Я прекрасно понимаю, что мать малышки волнуется и места себе не находит все эти дни, но, блин, неужели нельзя на что-то другое переключиться?

Почему нужно изводить сердце мыслями о ребенке, терзать себя, отвлекать остальных. Словно за пару-тройку часов со стабильным пациентом может что-то случиться?

Да, малышка тяжелая, но она после операции и это нормально. Они все тяжелые, в реанимации других не держат.

– Добрый день, – в динамике раздается взволнованный голос.

Я снова чувствую легкое дежавю. Мне кажется будто мы с матерью малышко знакомы.

В очередной раз отметаю эту назойливую мысль. Ни одна моя знакомая никогда не решится на суррогатное материнство.

Причем, ладно б “заказать” ребенка! Всякое может быть. Но вот чтобы выносить и отдать… Это за рамками моего понимания.

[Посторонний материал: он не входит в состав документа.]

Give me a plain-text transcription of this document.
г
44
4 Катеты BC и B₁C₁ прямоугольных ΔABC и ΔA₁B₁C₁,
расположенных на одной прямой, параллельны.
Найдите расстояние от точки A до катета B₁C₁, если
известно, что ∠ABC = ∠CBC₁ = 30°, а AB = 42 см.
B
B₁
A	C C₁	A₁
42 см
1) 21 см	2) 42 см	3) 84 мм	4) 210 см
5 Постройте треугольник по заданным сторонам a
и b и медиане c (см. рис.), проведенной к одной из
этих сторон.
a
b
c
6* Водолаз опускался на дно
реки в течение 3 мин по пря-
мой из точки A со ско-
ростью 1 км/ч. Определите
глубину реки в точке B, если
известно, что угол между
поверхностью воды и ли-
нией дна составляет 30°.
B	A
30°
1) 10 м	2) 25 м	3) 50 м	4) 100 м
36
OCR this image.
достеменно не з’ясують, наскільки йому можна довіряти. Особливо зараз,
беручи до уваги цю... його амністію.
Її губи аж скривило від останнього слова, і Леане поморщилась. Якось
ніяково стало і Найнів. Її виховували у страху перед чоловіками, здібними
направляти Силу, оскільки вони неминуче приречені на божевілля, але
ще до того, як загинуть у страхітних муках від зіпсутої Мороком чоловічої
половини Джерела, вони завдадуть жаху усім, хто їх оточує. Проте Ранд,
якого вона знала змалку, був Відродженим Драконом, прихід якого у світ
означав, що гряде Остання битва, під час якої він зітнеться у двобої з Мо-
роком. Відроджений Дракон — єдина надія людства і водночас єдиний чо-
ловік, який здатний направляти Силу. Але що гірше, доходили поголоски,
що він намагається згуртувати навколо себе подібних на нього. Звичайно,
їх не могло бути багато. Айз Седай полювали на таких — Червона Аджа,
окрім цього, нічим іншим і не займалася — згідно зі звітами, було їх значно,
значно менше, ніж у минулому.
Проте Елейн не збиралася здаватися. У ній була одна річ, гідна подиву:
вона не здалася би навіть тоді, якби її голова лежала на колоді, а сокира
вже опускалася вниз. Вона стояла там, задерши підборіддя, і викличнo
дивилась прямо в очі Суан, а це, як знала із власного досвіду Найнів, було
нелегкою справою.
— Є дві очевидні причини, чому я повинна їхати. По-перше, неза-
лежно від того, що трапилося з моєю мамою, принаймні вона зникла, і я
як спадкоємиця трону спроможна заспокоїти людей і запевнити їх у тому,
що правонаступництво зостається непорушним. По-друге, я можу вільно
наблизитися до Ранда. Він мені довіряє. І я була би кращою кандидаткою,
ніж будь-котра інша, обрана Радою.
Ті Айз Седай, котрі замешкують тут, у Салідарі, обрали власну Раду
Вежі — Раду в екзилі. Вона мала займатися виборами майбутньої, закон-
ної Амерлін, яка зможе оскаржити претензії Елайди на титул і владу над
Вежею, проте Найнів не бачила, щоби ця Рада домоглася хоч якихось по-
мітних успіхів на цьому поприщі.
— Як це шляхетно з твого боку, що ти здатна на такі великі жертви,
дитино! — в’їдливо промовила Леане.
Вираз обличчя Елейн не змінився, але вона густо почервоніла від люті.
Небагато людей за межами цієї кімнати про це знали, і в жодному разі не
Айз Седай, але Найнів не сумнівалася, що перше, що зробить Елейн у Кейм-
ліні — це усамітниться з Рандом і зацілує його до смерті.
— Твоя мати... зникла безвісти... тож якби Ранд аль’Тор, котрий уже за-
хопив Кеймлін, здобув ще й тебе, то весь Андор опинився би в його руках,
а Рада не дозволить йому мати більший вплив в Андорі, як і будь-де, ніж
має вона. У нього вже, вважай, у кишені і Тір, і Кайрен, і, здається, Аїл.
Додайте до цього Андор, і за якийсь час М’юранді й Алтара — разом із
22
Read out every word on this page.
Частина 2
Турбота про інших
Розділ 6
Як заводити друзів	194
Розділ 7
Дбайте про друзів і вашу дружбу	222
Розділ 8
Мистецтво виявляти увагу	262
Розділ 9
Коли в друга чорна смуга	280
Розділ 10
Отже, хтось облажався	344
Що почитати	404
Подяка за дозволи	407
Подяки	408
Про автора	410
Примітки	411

Только вот эта мамочка не просто не отдала, но еще и продолжает постоянно названивать.

– Подскажите, как она? – спрашивает раз пятый за сегодняшний день.

– Сань, что скажешь? Когда в палату? – бросаю на Хмельницкого красноречивый взгляд.

–Сегодня третьи сутки после операции, – задумчиво произносит. – Завтра начну снижать дозировку лекарств и после этого посмотрим, – обещает.

Его “посмотрим” означает лишь одно, мне нужно морально готовиться к встрече с матерью крохи.

– Анастасия, все станет известно завтра во второй половине дня, – озвучиваю принятое решение. – Вы мне позвоните и я уже сориентирую вас по срокам.

– Мне можно будет приехать? – с придыханием задает вопрос.

– Вы ведь еще в роддоме, – прикидываю по дням. Выписывать ее еще рано.

– Д-да, – говорит запинаясь. – Это проблема?

– Нет, что вы, – спешу успокоить ее. Сейчас еще сильнее понервничает и распрощается с молоком, а оно нам ведь еще понадобится.

Сейчас, после перенесенной операции на кишечнике, малышке как никогда нужно материнское молоко. Ни одна искусственная смесь с ним не сравнится.

– Выписывайтесь из роддома спокойно, не гоните врачей, – убеждаю ее. В подобном состоянии, как находится женщина, можно наделать столько ошибок, потом век не разгребешь. – А после мы решим, когда вы ляжете ко мне в отделение.

– Но Викуле не больно? Она не плачет? – не успокаивается мать.

– Малышка спит, – сухо констатирую факт.

– Все время? – ахает.

Перевожу взгляд на маленькое тельце, увитое трубками вдоль и поперек, на мониторы неизменно подключенные к крохе. Тру переносицу, прикрываю глаза.

Виски пульсируют от боли.

За эти несколько дней, что я работаю здесь, у меня уже было дежурство и две полные отработанные смены.

Я едва стою на ногах. Но поддаваться усталости не собираюсь.